Nachhaltigkeit bedeutet: Segel setzen, statt das Fähnchen in den Wind zu halten

Im derzeitigen gesellschaftlichen Diskurs befürworten einige Akteure jedoch lautstark die Abkehr von der EU-Textilstrategie und dem Green Deal. Rückschritte jeglicher Art hätten aber zur Folge, dass Arbeiter*innen weiterhin den Missständen am Arbeitsplatz und in ihren Gemeinden ausgesetzt sind.
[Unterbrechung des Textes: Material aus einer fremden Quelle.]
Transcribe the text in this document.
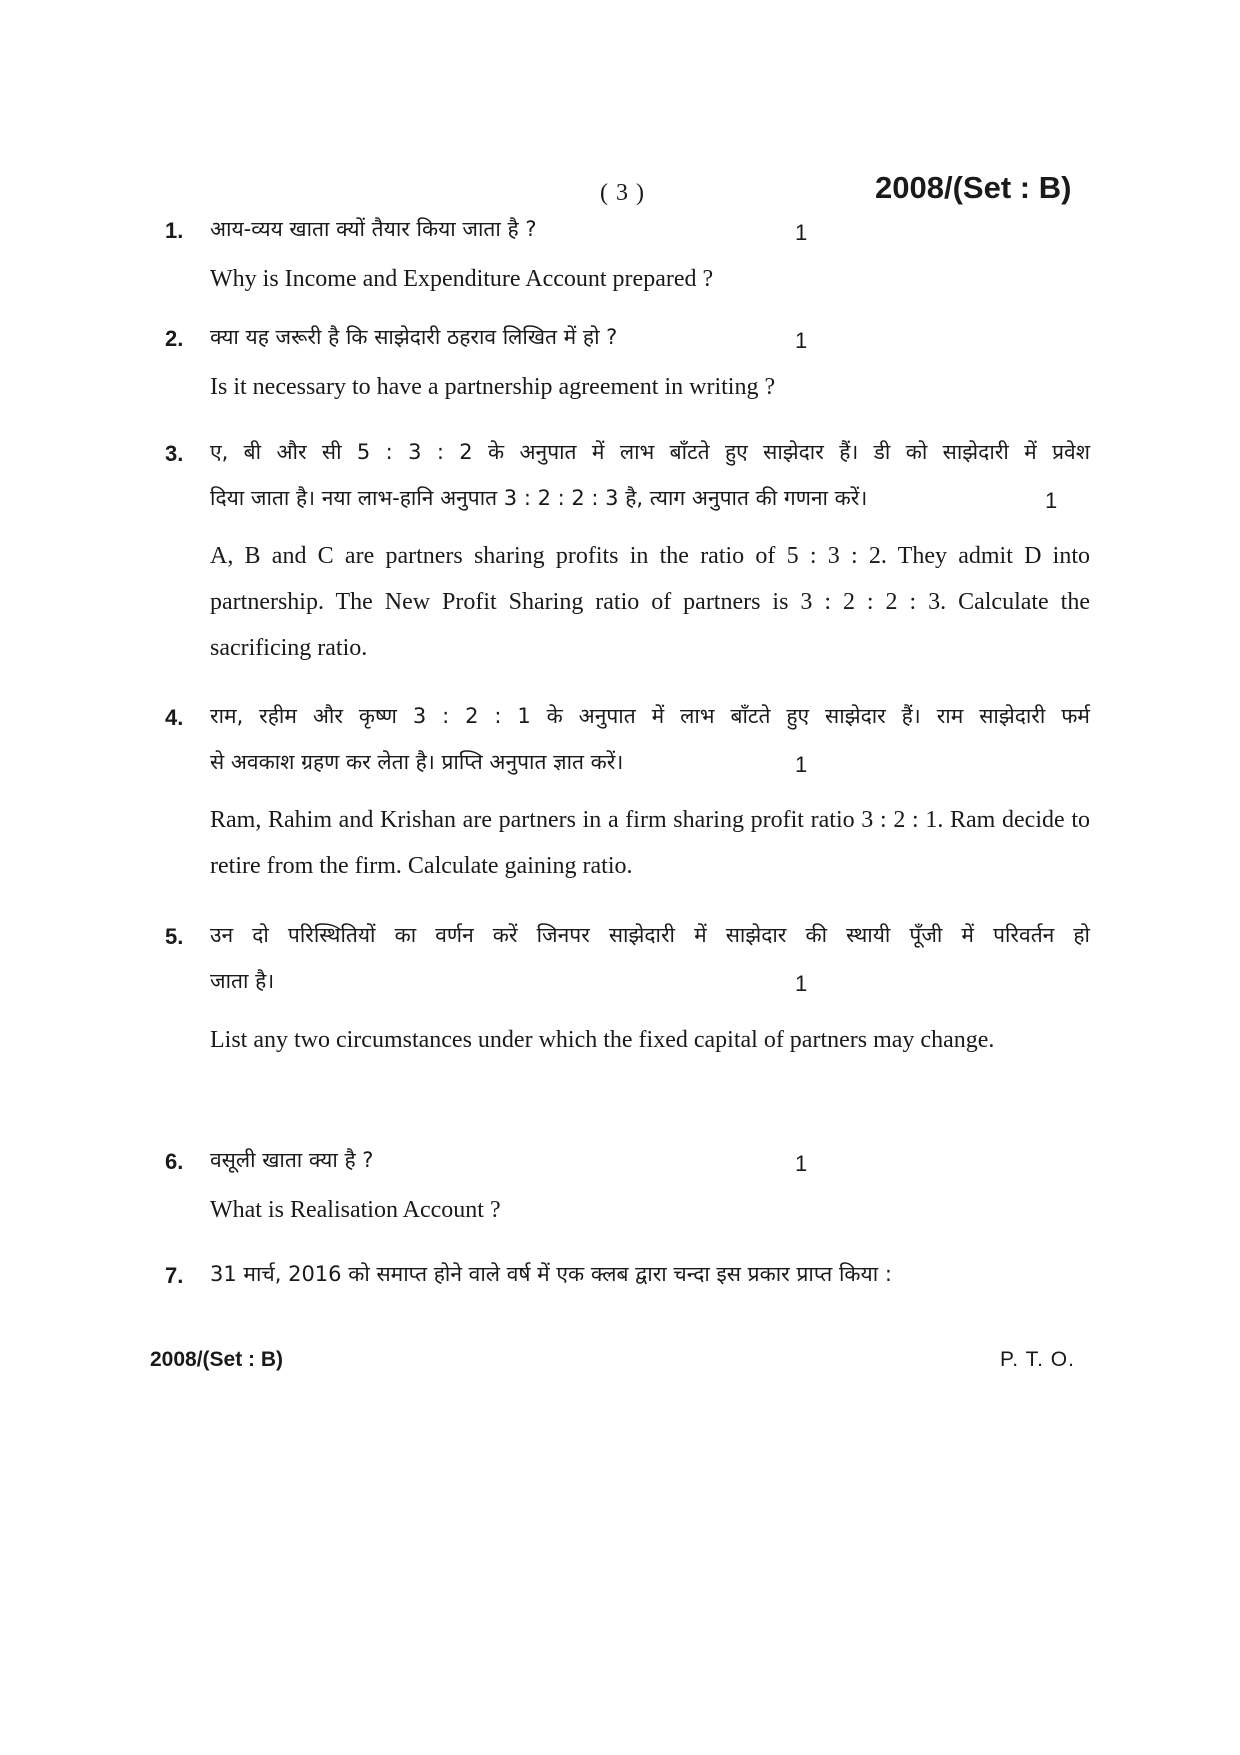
( 3 )	2008/(Set : B)
1.	आय-व्यय खाता क्यों तैयार किया जाता है ?	1
Why is Income and Expenditure Account prepared ?
2.	क्या यह जरूरी है कि साझेदारी ठहराव लिखित में हो ?	1
Is it necessary to have a partnership agreement in writing ?
3.	ए, बी और सी 5 : 3 : 2 के अनुपात में लाभ बाँटते हुए साझेदार हैं। डी को साझेदारी में प्रवेश
दिया जाता है। नया लाभ-हानि अनुपात 3 : 2 : 2 : 3 है, त्याग अनुपात की गणना करें।	1
A, B and C are partners sharing profits in the ratio of 5 : 3 : 2. They admit D into partnership. The New Profit Sharing ratio of partners is 3 : 2 : 2 : 3. Calculate the sacrificing ratio.
4.	राम, रहीम और कृष्ण 3 : 2 : 1 के अनुपात में लाभ बाँटते हुए साझेदार हैं। राम साझेदारी फर्म
से अवकाश ग्रहण कर लेता है। प्राप्ति अनुपात ज्ञात करें।	1
Ram, Rahim and Krishan are partners in a firm sharing profit ratio 3 : 2 : 1. Ram decide to retire from the firm. Calculate gaining ratio.
5.	उन दो परिस्थितियों का वर्णन करें जिनपर साझेदारी में साझेदार की स्थायी पूँजी में परिवर्तन हो
जाता है।	1
List any two circumstances under which the fixed capital of partners may change.
6.	वसूली खाता क्या है ?	1
What is Realisation Account ?
7.	31 मार्च, 2016 को समाप्त होने वाले वर्ष में एक क्लब द्वारा चन्दा इस प्रकार प्राप्त किया :
2008/(Set : B)	P. T. O.
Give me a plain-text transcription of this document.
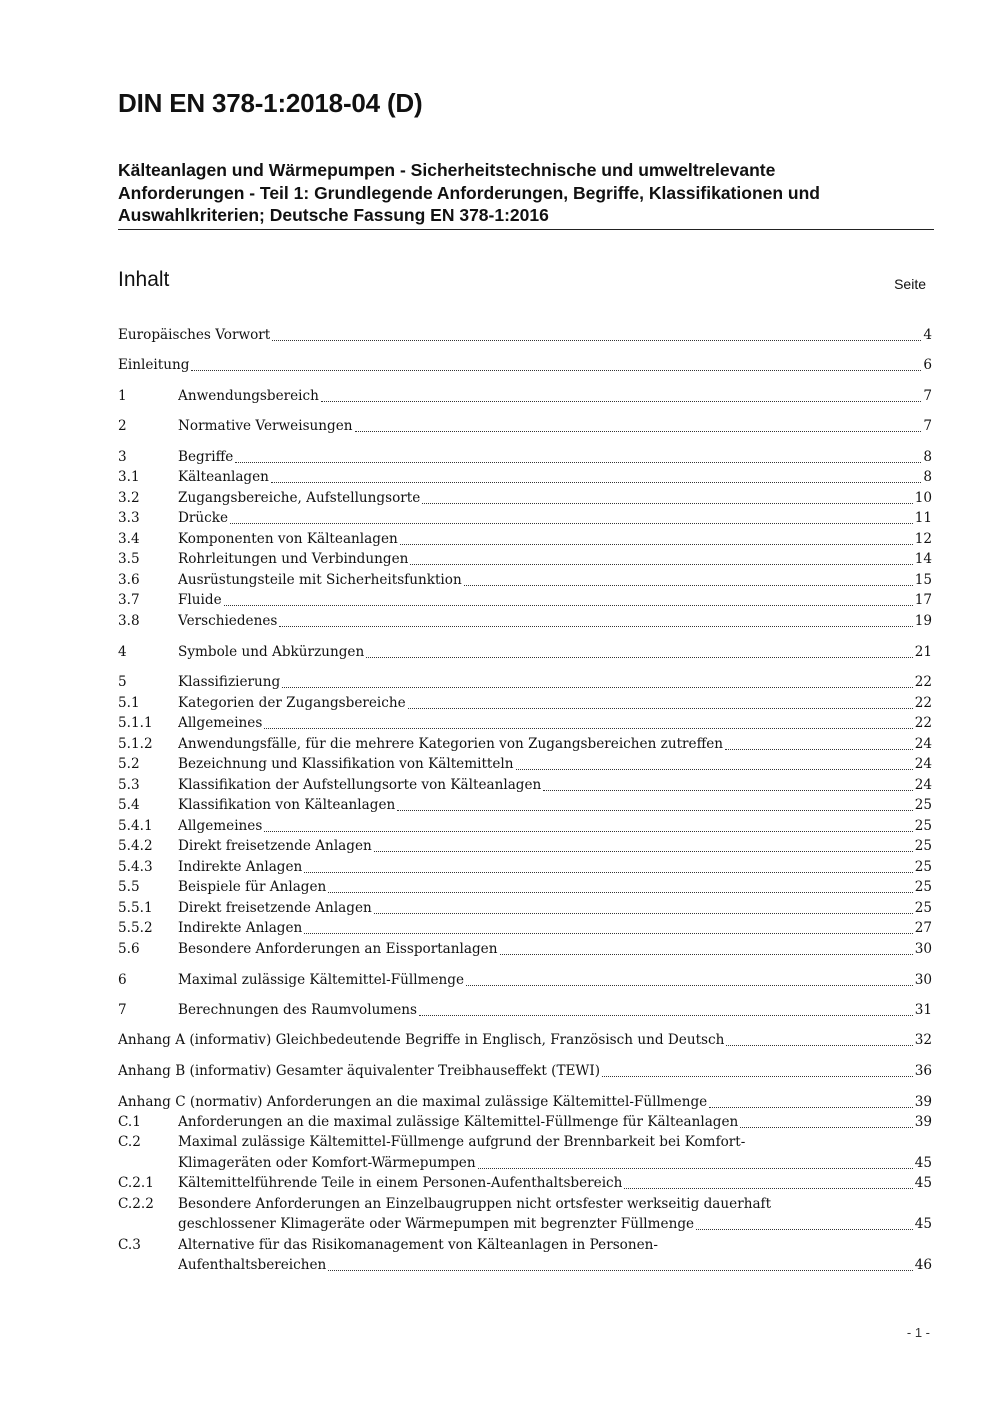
DIN EN 378-1:2018-04 (D)
Kälteanlagen und Wärmepumpen - Sicherheitstechnische und umweltrelevante
Anforderungen - Teil 1: Grundlegende Anforderungen, Begriffe, Klassifikationen und
Auswahlkriterien; Deutsche Fassung EN 378-1:2016
Inhalt	Seite
Europäisches Vorwort	4
Einleitung	6
1	Anwendungsbereich	7
2	Normative Verweisungen	7
3	Begriffe	8
3.1	Kälteanlagen	8
3.2	Zugangsbereiche, Aufstellungsorte	10
3.3	Drücke	11
3.4	Komponenten von Kälteanlagen	12
3.5	Rohrleitungen und Verbindungen	14
3.6	Ausrüstungsteile mit Sicherheitsfunktion	15
3.7	Fluide	17
3.8	Verschiedenes	19
4	Symbole und Abkürzungen	21
5	Klassifizierung	22
5.1	Kategorien der Zugangsbereiche	22
5.1.1	Allgemeines	22
5.1.2	Anwendungsfälle, für die mehrere Kategorien von Zugangsbereichen zutreffen	24
5.2	Bezeichnung und Klassifikation von Kältemitteln	24
5.3	Klassifikation der Aufstellungsorte von Kälteanlagen	24
5.4	Klassifikation von Kälteanlagen	25
5.4.1	Allgemeines	25
5.4.2	Direkt freisetzende Anlagen	25
5.4.3	Indirekte Anlagen	25
5.5	Beispiele für Anlagen	25
5.5.1	Direkt freisetzende Anlagen	25
5.5.2	Indirekte Anlagen	27
5.6	Besondere Anforderungen an Eissportanlagen	30
6	Maximal zulässige Kältemittel-Füllmenge	30
7	Berechnungen des Raumvolumens	31
Anhang A (informativ) Gleichbedeutende Begriffe in Englisch, Französisch und Deutsch	32
Anhang B (informativ) Gesamter äquivalenter Treibhauseffekt (TEWI)	36
Anhang C (normativ) Anforderungen an die maximal zulässige Kältemittel-Füllmenge	39
C.1	Anforderungen an die maximal zulässige Kältemittel-Füllmenge für Kälteanlagen	39
C.2	Maximal zulässige Kältemittel-Füllmenge aufgrund der Brennbarkeit bei Komfort-
Klimageräten oder Komfort-Wärmepumpen	45
C.2.1	Kältemittelführende Teile in einem Personen-Aufenthaltsbereich	45
C.2.2	Besondere Anforderungen an Einzelbaugruppen nicht ortsfester werkseitig dauerhaft
geschlossener Klimageräte oder Wärmepumpen mit begrenzter Füllmenge	45
C.3	Alternative für das Risikomanagement von Kälteanlagen in Personen-
Aufenthaltsbereichen	46
- 1 -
Ein Geschäftsmodell, das arbeitsrechtliche oder ökologische Risiken billigend in Kauf nimmt, würde fortgesetzt.

Auch Teile des BNT stellen das Segel in den neuen Wind: Der risikobasierte Ansatz ist scheinbar passé: Wirkung ja, aber nicht messen; Wirkung erzielen wollen, aber nicht berichten. Glaubwürdigkeit in Sachen Nachhaltigkeit und Sorgfaltspflicht erhält eine Initiative jedoch dadurch, sich messen zu lassen und transparent zu sein. Dieser Ansatz macht den klaren Unterschied. Die Probleme und Risiken werden nicht geringer, wenn an überkommenen Geschäftsmodellen festgehalten wird und Risiken in der Lieferkette bei Klima, Umwelt und Menschenrechten depriorisiert werden. Gerade in der Lieferkette von Bekleidung, Textilien, Leder und Schuhen ist ein besseres und überlebensfähiges – ein nachhaltiges – Geschäftsmodell überfällig. Wohin der Trend im BNT geht, hängt vom politischen Willen und den Entscheidungen innerhalb der Unternehmen ab.